Seoul — For most of her life, Kim Hui Suk had spouted the sayings of North Korea's founder Kim Il Sung and never for a moment harbored a doubt: Capitalists were the enemy. Individualism was evil.
But then disaster rained down on her hometown, Chongjin, on North Korea's remote east coast. Factories ran out of fuel. Food rations stopped. Watching her family slowly succumb to the famine -- her mother-in-law, husband and son eventually would die of starvation -- Kim realized she had to change.
Once a stickler for following the rules, she bribed a bureaucrat so she could sell her apartment. Then, with no business skills other than the ability to calculate on an abacus, she used the proceeds of the sale to set herself up in a black market business, hawking biscuits and moonshine she brewed from corn.
Kim could have been sent away for life for such crimes.

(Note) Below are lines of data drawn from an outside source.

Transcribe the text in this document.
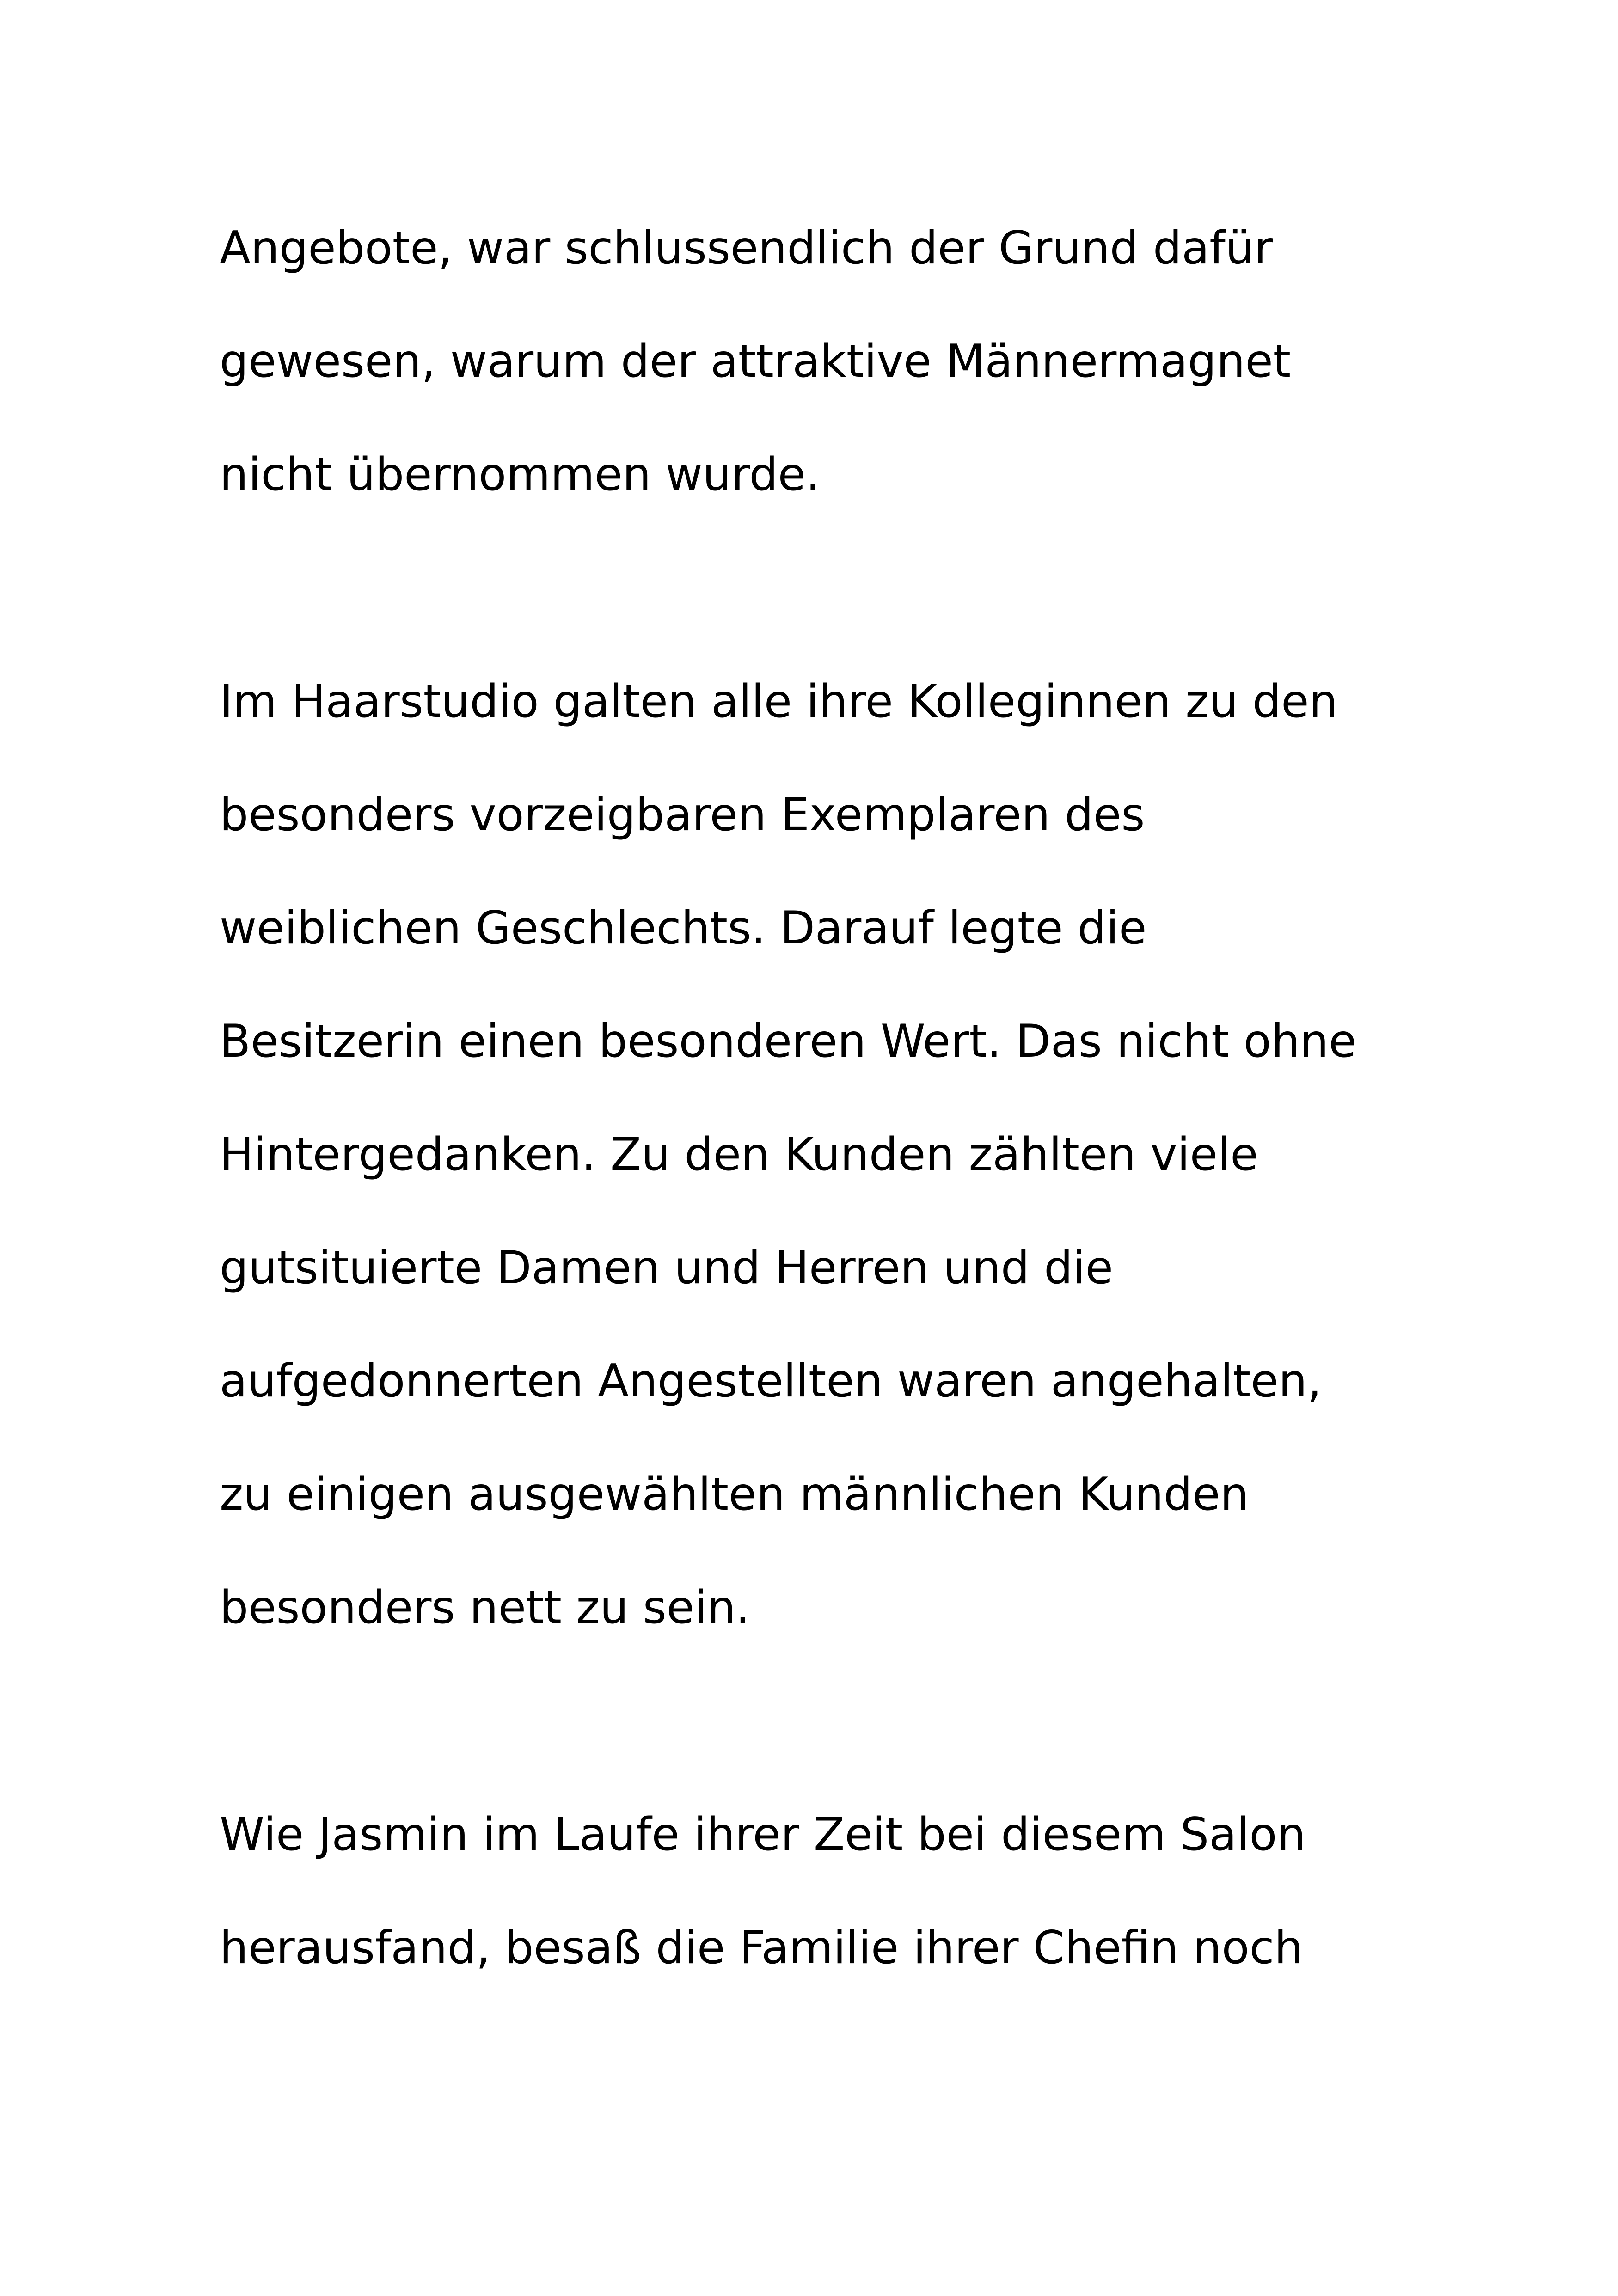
Angebote, war schlussendlich der Grund dafür

gewesen, warum der attraktive Männermagnet

nicht übernommen wurde.

Im Haarstudio galten alle ihre Kolleginnen zu den

besonders vorzeigbaren Exemplaren des

weiblichen Geschlechts. Darauf legte die

Besitzerin einen besonderen Wert. Das nicht ohne

Hintergedanken. Zu den Kunden zählten viele

gutsituierte Damen und Herren und die

aufgedonnerten Angestellten waren angehalten,

zu einigen ausgewählten männlichen Kunden

besonders nett zu sein.

Wie Jasmin im Laufe ihrer Zeit bei diesem Salon

herausfand, besaß die Familie ihrer Chefin noch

But obeying the rules would have meant a death sentence.
"The simple and kind-hearted people who did what they were told -- they were the first to die of starvation," said Kim, a soft-spoken grandmother who now lives in South Korea and has adopted a new name to protect family members still in the North.
The famine that killed 2 million North Koreans in the mid-1990s and the death of the nation's founder, Kim Il Sung, in 1994 sparked vast changes across the secretive communist country.

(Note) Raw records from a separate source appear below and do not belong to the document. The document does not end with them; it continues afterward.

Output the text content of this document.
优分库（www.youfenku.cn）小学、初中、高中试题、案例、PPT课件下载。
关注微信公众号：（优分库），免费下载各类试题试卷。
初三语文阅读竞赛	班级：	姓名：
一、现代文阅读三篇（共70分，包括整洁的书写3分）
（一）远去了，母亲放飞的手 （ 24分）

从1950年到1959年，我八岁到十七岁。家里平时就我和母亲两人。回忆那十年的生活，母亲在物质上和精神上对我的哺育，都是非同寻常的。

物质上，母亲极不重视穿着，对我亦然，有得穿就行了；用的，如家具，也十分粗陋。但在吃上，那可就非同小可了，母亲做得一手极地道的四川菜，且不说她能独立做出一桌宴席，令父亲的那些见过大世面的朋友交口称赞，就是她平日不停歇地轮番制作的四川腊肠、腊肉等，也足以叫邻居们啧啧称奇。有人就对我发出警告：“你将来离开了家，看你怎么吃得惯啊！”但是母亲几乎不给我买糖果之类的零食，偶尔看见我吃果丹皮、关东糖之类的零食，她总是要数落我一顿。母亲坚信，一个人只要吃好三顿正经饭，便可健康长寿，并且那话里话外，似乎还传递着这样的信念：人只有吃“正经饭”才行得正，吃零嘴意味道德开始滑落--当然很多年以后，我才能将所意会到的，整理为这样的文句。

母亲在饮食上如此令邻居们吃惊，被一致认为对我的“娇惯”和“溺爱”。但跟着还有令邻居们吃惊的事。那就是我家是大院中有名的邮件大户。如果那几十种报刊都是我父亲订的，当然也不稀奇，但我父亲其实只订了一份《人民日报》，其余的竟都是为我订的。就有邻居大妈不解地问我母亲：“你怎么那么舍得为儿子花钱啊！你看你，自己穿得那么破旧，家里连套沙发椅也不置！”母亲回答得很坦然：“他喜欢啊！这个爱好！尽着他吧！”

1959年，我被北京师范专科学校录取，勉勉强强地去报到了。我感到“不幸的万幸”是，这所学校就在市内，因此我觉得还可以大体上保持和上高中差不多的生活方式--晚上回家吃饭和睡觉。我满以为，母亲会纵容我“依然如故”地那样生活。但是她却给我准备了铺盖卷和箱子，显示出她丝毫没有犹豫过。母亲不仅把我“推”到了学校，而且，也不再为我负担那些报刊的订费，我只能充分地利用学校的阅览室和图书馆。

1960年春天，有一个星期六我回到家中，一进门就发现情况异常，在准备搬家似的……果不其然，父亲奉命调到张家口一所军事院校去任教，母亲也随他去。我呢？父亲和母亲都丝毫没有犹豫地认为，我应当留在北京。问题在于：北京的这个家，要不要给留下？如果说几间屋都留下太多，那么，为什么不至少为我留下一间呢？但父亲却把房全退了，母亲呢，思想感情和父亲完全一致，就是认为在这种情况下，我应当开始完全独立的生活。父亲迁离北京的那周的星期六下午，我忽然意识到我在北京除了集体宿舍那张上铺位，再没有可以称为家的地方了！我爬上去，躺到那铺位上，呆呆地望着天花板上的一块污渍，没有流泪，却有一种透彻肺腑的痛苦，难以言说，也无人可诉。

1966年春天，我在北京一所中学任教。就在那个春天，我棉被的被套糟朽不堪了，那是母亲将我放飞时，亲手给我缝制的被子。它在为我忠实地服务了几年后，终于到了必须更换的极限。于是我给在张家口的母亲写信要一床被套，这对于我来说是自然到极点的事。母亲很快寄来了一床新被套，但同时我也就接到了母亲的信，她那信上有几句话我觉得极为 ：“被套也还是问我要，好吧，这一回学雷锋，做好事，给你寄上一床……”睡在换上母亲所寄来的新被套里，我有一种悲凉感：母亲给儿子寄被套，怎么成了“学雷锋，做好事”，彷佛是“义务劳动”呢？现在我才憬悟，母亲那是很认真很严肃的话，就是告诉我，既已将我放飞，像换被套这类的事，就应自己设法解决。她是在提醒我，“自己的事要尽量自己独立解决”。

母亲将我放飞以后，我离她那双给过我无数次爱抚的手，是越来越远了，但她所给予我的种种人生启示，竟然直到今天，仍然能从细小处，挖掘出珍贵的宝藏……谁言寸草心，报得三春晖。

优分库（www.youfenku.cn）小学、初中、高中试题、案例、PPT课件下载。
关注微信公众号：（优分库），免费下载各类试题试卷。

Markets are springing up in the shadows of abandoned factories, foreign influences are breaching the borders, inflation is soaring and corruption is rampant. A small nouveau riche class has emerged, even as a far larger group has been forced to trade away everything for food.

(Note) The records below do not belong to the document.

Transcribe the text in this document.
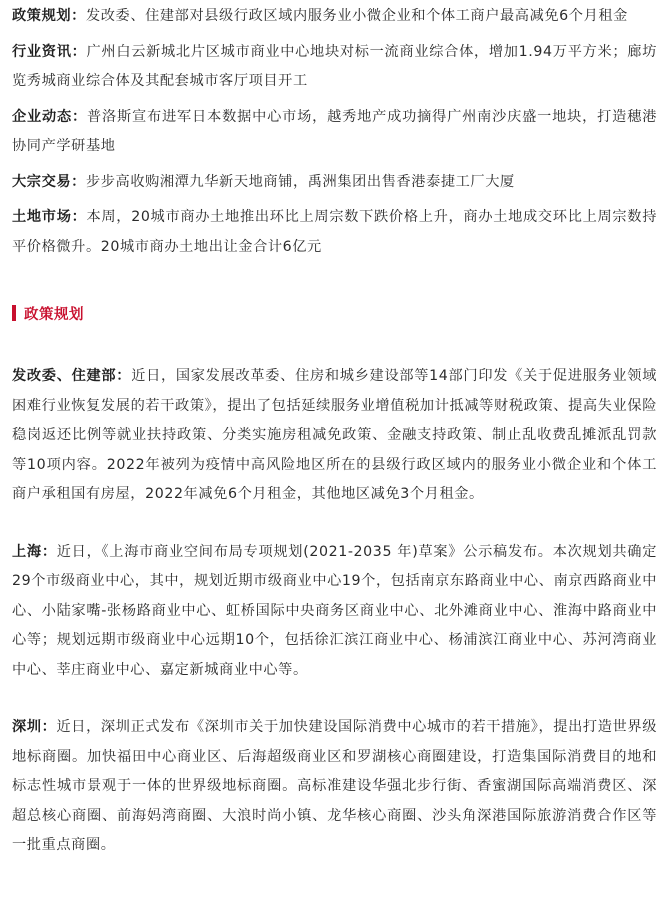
政策规划：发改委、住建部对县级行政区域内服务业小微企业和个体工商户最高减免6个月租金

行业资讯：广州白云新城北片区城市商业中心地块对标一流商业综合体，增加1.94万平方米；廊坊览秀城商业综合体及其配套城市客厅项目开工

企业动态：普洛斯宣布进军日本数据中心市场，越秀地产成功摘得广州南沙庆盛一地块，打造穗港协同产学研基地

大宗交易：步步高收购湘潭九华新天地商铺，禹洲集团出售香港泰捷工厂大厦

土地市场：本周，20城市商办土地推出环比上周宗数下跌价格上升，商办土地成交环比上周宗数持平价格微升。20城市商办土地出让金合计6亿元

政策规划

发改委、住建部：近日，国家发展改革委、住房和城乡建设部等14部门印发《关于促进服务业领域困难行业恢复发展的若干政策》，提出了包括延续服务业增值税加计抵减等财税政策、提高失业保险稳岗返还比例等就业扶持政策、分类实施房租减免政策、金融支持政策、制止乱收费乱摊派乱罚款等10项内容。2022年被列为疫情中高风险地区所在的县级行政区域内的服务业小微企业和个体工商户承租国有房屋，2022年减免6个月租金，其他地区减免3个月租金。

上海：近日，《上海市商业空间布局专项规划(2021-2035 年)草案》公示稿发布。本次规划共确定29个市级商业中心，其中，规划近期市级商业中心19个，包括南京东路商业中心、南京西路商业中心、小陆家嘴-张杨路商业中心、虹桥国际中央商务区商业中心、北外滩商业中心、淮海中路商业中心等；规划远期市级商业中心远期10个，包括徐汇滨江商业中心、杨浦滨江商业中心、苏河湾商业中心、莘庄商业中心、嘉定新城商业中心等。

深圳：近日，深圳正式发布《深圳市关于加快建设国际消费中心城市的若干措施》，提出打造世界级地标商圈。加快福田中心商业区、后海超级商业区和罗湖核心商圈建设，打造集国际消费目的地和标志性城市景观于一体的世界级地标商圈。高标准建设华强北步行街、香蜜湖国际高端消费区、深超总核心商圈、前海妈湾商圈、大浪时尚小镇、龙华核心商圈、沙头角深港国际旅游消费合作区等一批重点商圈。
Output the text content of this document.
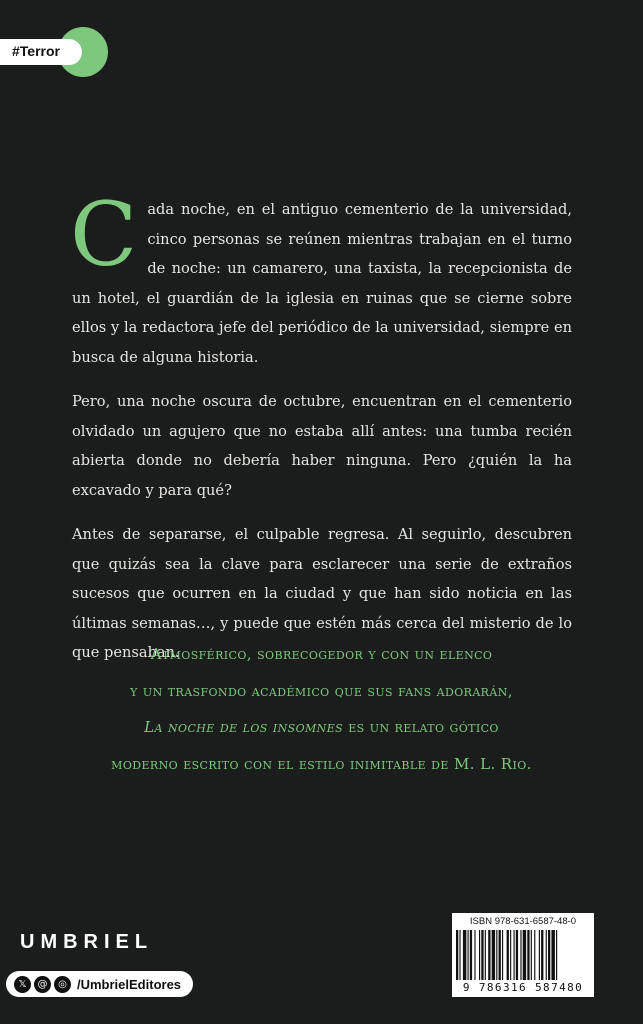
#Terror

Cada noche, en el antiguo cementerio de la universidad, cinco personas se reúnen mientras trabajan en el turno de noche: un camarero, una taxista, la recepcionista de un hotel, el guardián de la iglesia en ruinas que se cierne sobre ellos y la redactora jefe del periódico de la universidad, siempre en busca de alguna historia.

Pero, una noche oscura de octubre, encuentran en el cementerio olvidado un agujero que no estaba allí antes: una tumba recién abierta donde no debería haber ninguna. Pero ¿quién la ha excavado y para qué?

Antes de separarse, el culpable regresa. Al seguirlo, descubren que quizás sea la clave para esclarecer una serie de extraños sucesos que ocurren en la ciudad y que han sido noticia en las últimas semanas…, y puede que estén más cerca del misterio de lo que pensaban.

Atmosférico, sobrecogedor y con un elenco
y un trasfondo académico que sus fans adorarán,
La noche de los insomnes es un relato gótico
moderno escrito con el estilo inimitable de M. L. Rio.
UMBRIEL
𝕏	@	◎ /UmbrielEditores
ISBN 978-631-6587-48-0
9 786316 587480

This is the picture of life in North Korea as painted by more than 30 people from Chongjin, the nation's thirdlargest city. Some are defectors living in South Korea. Others were interviewed in China, which they had entered illegally to work or beg. Accounts of aid workers and videos taken illegally in Chongjin by disgruntled residents were also used to prepare this report.
Although the North Korean regime has a reputation as the ultimate Big Brother, people from Chongjin say the public pays less and less heed to what the government says. There is little that might be called political dissent, but residents describe a pervasive sense of disillusionment that remains largely unspoken.